Grief straight from the bucket

An old review, first published in Interzone 212 (Rick McGrath's fuller review is here).

Dominika Oramus, Grave New World: The Decline of the West in the Fiction of J.G. Ballard.

Grave New World presents an ambitious and rich account of Ballard's ouevre, tracing a handful of themes (apocalyptic social implosion, war phantasmagoria, pathological boredom, the Death Drive, the dialectic between mental and physical landscapes) from The Wind from Nowhere, Ballard's 1961, strapped-for-cash brain fart debut, through his early science fiction in its various engagements with New Wave and other avant-garde contexts, his postmodern memoirs, all the way through the recent paranoid fables up to and including Kingdom Come (2006). Not unusually for a book foreshadowed by academic papers, there's a fair amount of repetition, but it's no bad thing -- it means you can generally dip in and pick up the thread fairly quickly.
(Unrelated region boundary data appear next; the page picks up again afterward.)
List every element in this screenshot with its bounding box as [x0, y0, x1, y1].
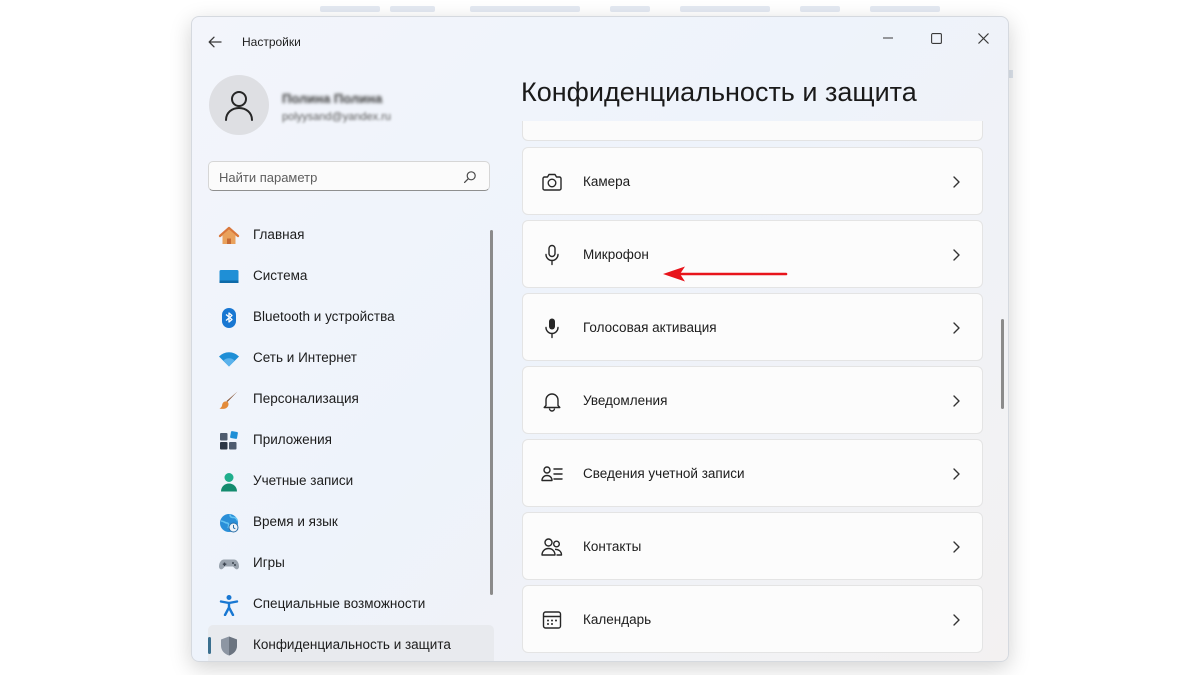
list-item-partial[interactable] — [522, 121, 983, 141]
back-button[interactable] — [202, 29, 228, 55]
permission-label: Уведомления — [583, 393, 668, 408]
chevron-right-icon — [953, 614, 960, 626]
chevron-right-icon — [953, 468, 960, 480]
maximize-button[interactable] — [913, 23, 959, 53]
search-input[interactable] — [219, 168, 459, 186]
voice-activation-icon — [545, 318, 559, 339]
bell-icon — [543, 393, 561, 412]
sidebar-item-time-language[interactable]: Время и язык — [208, 502, 494, 543]
sidebar-item-home[interactable]: Главная — [208, 215, 494, 256]
maximize-icon — [930, 32, 942, 44]
chevron-right-icon — [953, 249, 960, 261]
permission-item-account-info[interactable]: Сведения учетной записи — [522, 439, 983, 507]
sidebar-item-bluetooth[interactable]: Bluetooth и устройства — [208, 297, 494, 338]
sidebar-item-label: Главная — [253, 227, 305, 242]
permissions-list: Камера Микрофон Голосовая активация Увед… — [522, 121, 983, 661]
page-title: Конфиденциальность и защита — [521, 77, 917, 107]
sidebar-item-label: Игры — [253, 555, 285, 570]
sidebar-item-label: Время и язык — [253, 514, 338, 529]
microphone-icon — [545, 244, 559, 266]
chevron-right-icon — [953, 541, 960, 553]
brush-icon — [219, 391, 238, 409]
globe-clock-icon — [220, 514, 239, 533]
permission-label: Календарь — [583, 612, 652, 627]
background-page-fragment — [1009, 70, 1013, 78]
camera-icon — [542, 173, 562, 191]
settings-window: Настройки Полина Полина polyysand@yandex… — [191, 16, 1009, 662]
minimize-icon — [882, 37, 893, 39]
contacts-icon — [541, 538, 563, 556]
calendar-icon — [542, 611, 562, 629]
person-icon — [225, 91, 253, 121]
permission-item-voice-activation[interactable]: Голосовая активация — [522, 293, 983, 361]
chevron-right-icon — [953, 176, 960, 188]
account-info-icon — [541, 466, 563, 482]
close-button[interactable] — [960, 23, 1006, 53]
permission-label: Голосовая активация — [583, 320, 717, 335]
permission-item-notifications[interactable]: Уведомления — [522, 366, 983, 434]
sidebar-item-label: Сеть и Интернет — [253, 350, 357, 365]
sidebar-item-system[interactable]: Система — [208, 256, 494, 297]
sidebar-item-label: Специальные возможности — [253, 596, 426, 611]
arrow-left-icon — [208, 36, 222, 48]
apps-icon — [220, 431, 238, 450]
sidebar-item-label: Персонализация — [253, 391, 359, 406]
title-bar: Настройки — [192, 17, 1008, 65]
active-indicator — [208, 637, 211, 654]
home-icon — [218, 226, 240, 244]
sidebar-item-apps[interactable]: Приложения — [208, 420, 494, 461]
close-icon — [977, 32, 989, 44]
display-icon — [219, 270, 239, 283]
sidebar-item-privacy-security[interactable]: Конфиденциальность и защита — [208, 625, 494, 661]
search-icon[interactable] — [463, 170, 477, 184]
permission-item-contacts[interactable]: Контакты — [522, 512, 983, 580]
sidebar-item-accessibility[interactable]: Специальные возможности — [208, 584, 494, 625]
content-scrollbar[interactable] — [1001, 319, 1004, 409]
sidebar-item-network[interactable]: Сеть и Интернет — [208, 338, 494, 379]
sidebar-item-label: Приложения — [253, 432, 332, 447]
chevron-right-icon — [953, 395, 960, 407]
chevron-right-icon — [953, 322, 960, 334]
permission-label: Камера — [583, 174, 631, 189]
wifi-icon — [219, 352, 239, 367]
annotation-arrow — [663, 266, 788, 282]
sidebar-item-gaming[interactable]: Игры — [208, 543, 494, 584]
avatar[interactable] — [209, 75, 269, 135]
search-box[interactable] — [208, 161, 490, 191]
sidebar-item-accounts[interactable]: Учетные записи — [208, 461, 494, 502]
window-title: Настройки — [242, 35, 301, 49]
user-email: polyysand@yandex.ru — [282, 111, 392, 123]
minimize-button[interactable] — [865, 23, 911, 53]
sidebar-scrollbar[interactable] — [490, 230, 493, 595]
sidebar-item-label: Bluetooth и устройства — [253, 309, 395, 324]
permission-item-calendar[interactable]: Календарь — [522, 585, 983, 653]
sidebar-item-label: Конфиденциальность и защита — [253, 637, 451, 652]
gamepad-icon — [219, 559, 239, 570]
accessibility-icon — [219, 595, 239, 616]
sidebar-nav: Главная Система Bluetooth и устройства С… — [208, 215, 494, 661]
permission-item-camera[interactable]: Камера — [522, 147, 983, 215]
background-page-fragment — [0, 6, 1200, 12]
user-name: Полина Полина — [282, 91, 383, 106]
sidebar-item-label: Система — [253, 268, 308, 283]
person-icon — [221, 473, 237, 492]
permission-label: Микрофон — [583, 247, 649, 262]
bluetooth-icon — [222, 308, 236, 328]
sidebar-item-personalization[interactable]: Персонализация — [208, 379, 494, 420]
shield-icon — [221, 636, 237, 656]
permission-label: Контакты — [583, 539, 642, 554]
sidebar-item-label: Учетные записи — [253, 473, 354, 488]
permission-label: Сведения учетной записи — [583, 466, 745, 481]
Oramus has a go at jigsawing her chosen themes into the underlying & unifying core of Ballard's work. I query not whether she succeeds but why she bothers -- whether or not Ballard's work possesses deep invariances, it is certainly superficially various, and any sharp reader will be as interested in the variety as the core. More useful than those monopolising conclusions are the early chapters, which summarise major critical approaches to Ballard's work and supply potted introductions to the theorists who most inform it (Nietzsche, Spengler, Jung, Fukuyama . . . the list goes on!). Grave New World might have paid a little more attention, in this section, to the Marxist heritage of several theorists (Debord in particular comes across as Baudrillard's, sort of, squire), as well as to the ways their ideas have been received and challenged in recent years. "The represented world seems more real than the world outside of pictures" -- this supposed to be, like uh, a newsflash? In justice, Grave New World only wants truck with such theory for what it can illumine in Ballard's work, but here again the book misses a trick. Ballard is an extraordinary storyteller and poet (as soon as any study of him immures sufficient quotation, & Oramus does, that becomes clear). Inasmuch as Ballard's work also performs expositions and criticisms of contemporary Western society, it exists in the tension between, on the one hand, accuracy and lucidity, and on the other, what makes a good story. Taking it seriously should also mean trying to work out how true its ideas are; that means situating them in intellectual traditions in which they are unpopular.